Penetrating, poignant, and often painful to watch, Eighth Grade is one of the smarter American coming-of-age films of late.
The world, and the movie, revolves around Kayla (a very good Elsie Fisher), who skirts and flirts with disaster on social media, the judgmental in-crowd, and a manipulative older boy with a one-track mind, but the film’s strength relies on her every day, ordinary interactions and run-of-the-mill suburban life. Apparently, mall culture is alive and well.
The tone is observational but because of Fisher’s heart-on-her-sleeve performance, not at all detached. The stakes are high for the 14-year-old, dirty-blond, moonfaced eighth grader; her desperation seeps through the pixels of her self-help YouTube videos. In her five-minute pieces, she urges viewers to be themselves, yet her clips follow a template that can be found on thousands of YouTube channels: down-to-earth, unpolished spiels that are often as calculated as any corporate sales pitch. As though she’s part of the trendsetting vlogger culture, Kayla incongruously signs off with the catchphrase, “Gucci,” perhaps as a sign of aspiration; she is really more Old Navy than Italian high fashion.
She tries to follow her own advice by putting herself out there, squeezing herself into a bathing suit for the swimming pool/birthday party of mega-popular school socialite Kennedy (Catherine Oliviere), who, like the rest of her clique, flaunts a size-0 physique. (As Kayla says in a video, “You can’t be brave without being scared.”) Especially in this sequence, and elsewhere, the direction is sensitive. The reticent teen’s not an object of scorn or laughter.
Instead, the camera almost acts as her confessor, zeroing in on her every flinch, teary eye, or blemish. It’s still unusual to see a teenager with actual acne onscreen. Her complexion alone lends the film a credence that other teen-related films strive for, as well as, like, you know, uh, the dialogue, that, like the characters, you know, like, speak. This is the first feature film by actor (The Big Sick) and comedian Bo Burnham, who knows his way around social media, having gained widespread attention on YouTube. His early videos are technically less polished than Kayla’s, who has the advantage of Instagram’s filters, but are consistently more on point. Considering Burnham’s online presence, his film is irony and droll free. It’s startlingly sincere in comparison.
Instead of focusing on one problem or message, the screenplay takes Kayla throughout the middling or momentous milestones of her last week of middle school. Kayla has been raised by a single dad (Josh Hamilton), who, like the popular and self-involved Kennedy, rigidly fits into a type: the clueless but well-meaning, hip-to-be-square parent—a fodder figure for comic relief.

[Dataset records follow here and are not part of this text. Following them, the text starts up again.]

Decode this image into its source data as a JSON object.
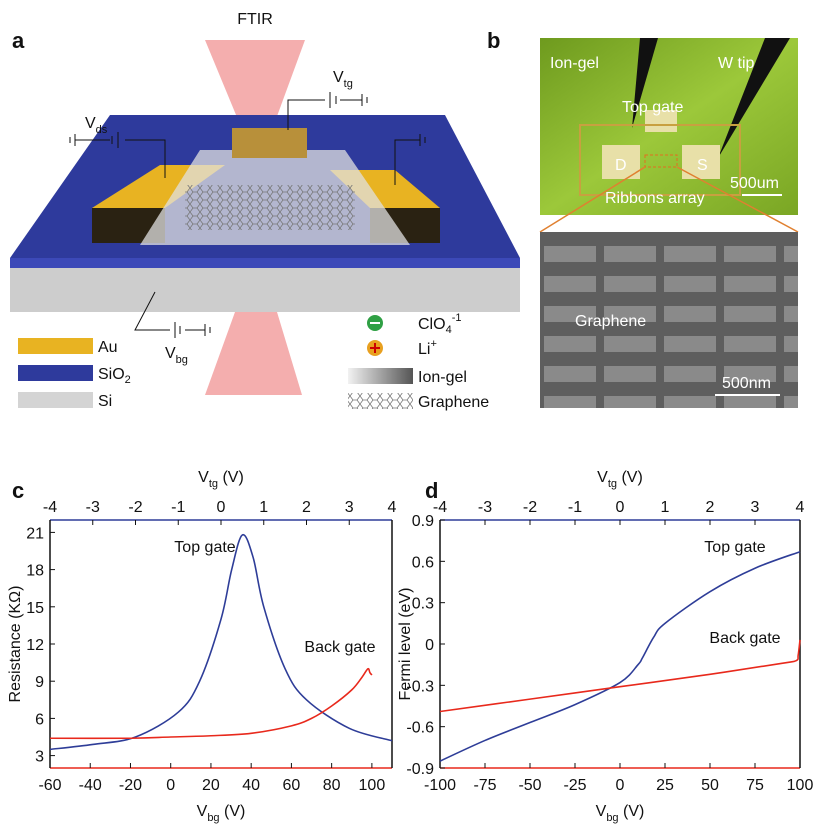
{
  "panel_a": {
    "label": "a",
    "ftir": "FTIR",
    "vtg": {
      "base": "V",
      "sub": "tg"
    },
    "vds": {
      "base": "V",
      "sub": "ds"
    },
    "vbg": {
      "base": "V",
      "sub": "bg"
    },
    "legend": {
      "au": "Au",
      "sio2": {
        "base": "SiO",
        "sub": "2"
      },
      "si": "Si",
      "clo4": {
        "base": "ClO",
        "sub": "4",
        "sup": "-1"
      },
      "li": {
        "base": "Li",
        "sup": "+"
      },
      "iongel": "Ion-gel",
      "graphene": "Graphene"
    }
  },
  "panel_b": {
    "label": "b",
    "iongel": "Ion-gel",
    "wtip": "W tip",
    "topgate": "Top gate",
    "d": "D",
    "s": "S",
    "scale1": "500um",
    "ribbons": "Ribbons array",
    "graphene": "Graphene",
    "scale2": "500nm"
  },
  "chart_data": [
    {
      "type": "line",
      "panel": "c",
      "xlabel": {
        "base": "V",
        "sub": "bg",
        "unit": " (V)"
      },
      "x2label": {
        "base": "V",
        "sub": "tg",
        "unit": " (V)"
      },
      "ylabel": "Resistance (KΩ)",
      "xlim": [
        -60,
        110
      ],
      "xticks": [
        -60,
        -40,
        -20,
        0,
        20,
        40,
        60,
        80,
        100
      ],
      "x2lim": [
        -4,
        4
      ],
      "x2ticks": [
        -4,
        -3,
        -2,
        -1,
        0,
        1,
        2,
        3,
        4
      ],
      "ylim": [
        2,
        22
      ],
      "yticks": [
        3,
        6,
        9,
        12,
        15,
        18,
        21
      ],
      "series": [
        {
          "name": "Top gate",
          "color": "#2e3d98",
          "axis": "x2",
          "x": [
            -4,
            -3,
            -2,
            -1,
            -0.5,
            0,
            0.25,
            0.5,
            0.75,
            1,
            1.5,
            2,
            3,
            4
          ],
          "values": [
            3.5,
            3.9,
            4.5,
            6.5,
            9,
            14,
            18,
            20.8,
            19,
            15,
            10,
            7.5,
            5.2,
            4.2
          ]
        },
        {
          "name": "Back gate",
          "color": "#e8291c",
          "x": [
            -60,
            -20,
            0,
            20,
            40,
            60,
            70,
            80,
            90,
            95,
            98,
            99,
            100
          ],
          "values": [
            4.4,
            4.4,
            4.5,
            4.6,
            4.8,
            5.4,
            6,
            7,
            8.3,
            9.3,
            10,
            9.7,
            9.5
          ]
        }
      ]
    },
    {
      "type": "line",
      "panel": "d",
      "xlabel": {
        "base": "V",
        "sub": "bg",
        "unit": " (V)"
      },
      "x2label": {
        "base": "V",
        "sub": "tg",
        "unit": " (V)"
      },
      "ylabel": "Fermi level (eV)",
      "xlim": [
        -100,
        100
      ],
      "xticks": [
        -100,
        -75,
        -50,
        -25,
        0,
        25,
        50,
        75,
        100
      ],
      "x2lim": [
        -4,
        4
      ],
      "x2ticks": [
        -4,
        -3,
        -2,
        -1,
        0,
        1,
        2,
        3,
        4
      ],
      "ylim": [
        -0.9,
        0.9
      ],
      "yticks": [
        -0.9,
        -0.6,
        -0.3,
        0,
        0.3,
        0.6,
        0.9
      ],
      "series": [
        {
          "name": "Top gate",
          "color": "#2e3d98",
          "axis": "x2",
          "x": [
            -4,
            -3,
            -2,
            -1,
            0,
            0.4,
            0.5,
            0.75,
            1,
            2,
            3,
            4
          ],
          "values": [
            -0.85,
            -0.7,
            -0.57,
            -0.44,
            -0.28,
            -0.15,
            -0.1,
            0.05,
            0.15,
            0.38,
            0.55,
            0.67
          ]
        },
        {
          "name": "Back gate",
          "color": "#e8291c",
          "x": [
            -100,
            -50,
            0,
            50,
            90,
            98,
            99,
            100
          ],
          "values": [
            -0.49,
            -0.4,
            -0.31,
            -0.22,
            -0.14,
            -0.12,
            -0.08,
            0.03
          ]
        }
      ]
    }
  ]
}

This is a much more hopeful and open-minded view of growing up compared to a recent outcrop of dystopian teenage warnings from Europe that have featured social media as a mainly sinister presence and where physical or sexual abuse is a rite of passage, such as Eva Husson’s Bang Gang (A Modern Love Story) or the nightmare from the Netherlands, Find This Dumb Little Bitch and Throw Her in a River. The latter’s title says everything about that disturbing though riveting film’s tone.
Instead, Burnham captures a series of small victories and a few stumbles. Even though it has its darker moments, such as the drill where the entire school acts out a mass shooting in the hallways, it’s nothing like the continuous pie-in-the-face humiliations of Todd Solondz’s Welcome to the Dollhouse. It’s frank, but clutching of the pearls is not necessary.
The film also succeeds in convincingly portraying Kayla’s point of view while also undermining it. If told as a YA novel, her story would likely have been told in the form of a first-person narrative where readers would only see Kayla’s unfiltered perspective of herself. Here Kayla’s unpolished videos, with zero views, serve as the unreliable narrator. Also the camera catches the flipside to her behavior, mainly her grouchy reactions toward her dad at the dinner table, where she bristles at any and every attempt of his to interact. She tosses aside every compliment and tunes him out to listen to music.
Burnham has crafted a mostly quiet, pensive film, with the occasional blasting of the bass on the soundtrack whenever Kayla sees her crush, Aiden (Luke Prael). Despite the boy drama, it’s the approval of girls, and not boys, that’s paramount. Though smart phones are ever-present, there’s an old-fashioned feel to the story line: Kayla made a time capsule before she entered middle school, a gift to her future self as an eighth grade graduate. She now bases her self-esteem on the goals that she had set out for herself years earlier, measured by the number of Facebook and Instagram followers: she just wants to be liked.
Despite the technology, the episodic movie depicts timeless issues that are recognizable from generation to another. Burnham isn’t reinventing the wheel here but offering a vulnerable, contradictory, and caricature-free portrait. Kayla may not stand in for every teen, but she comes close.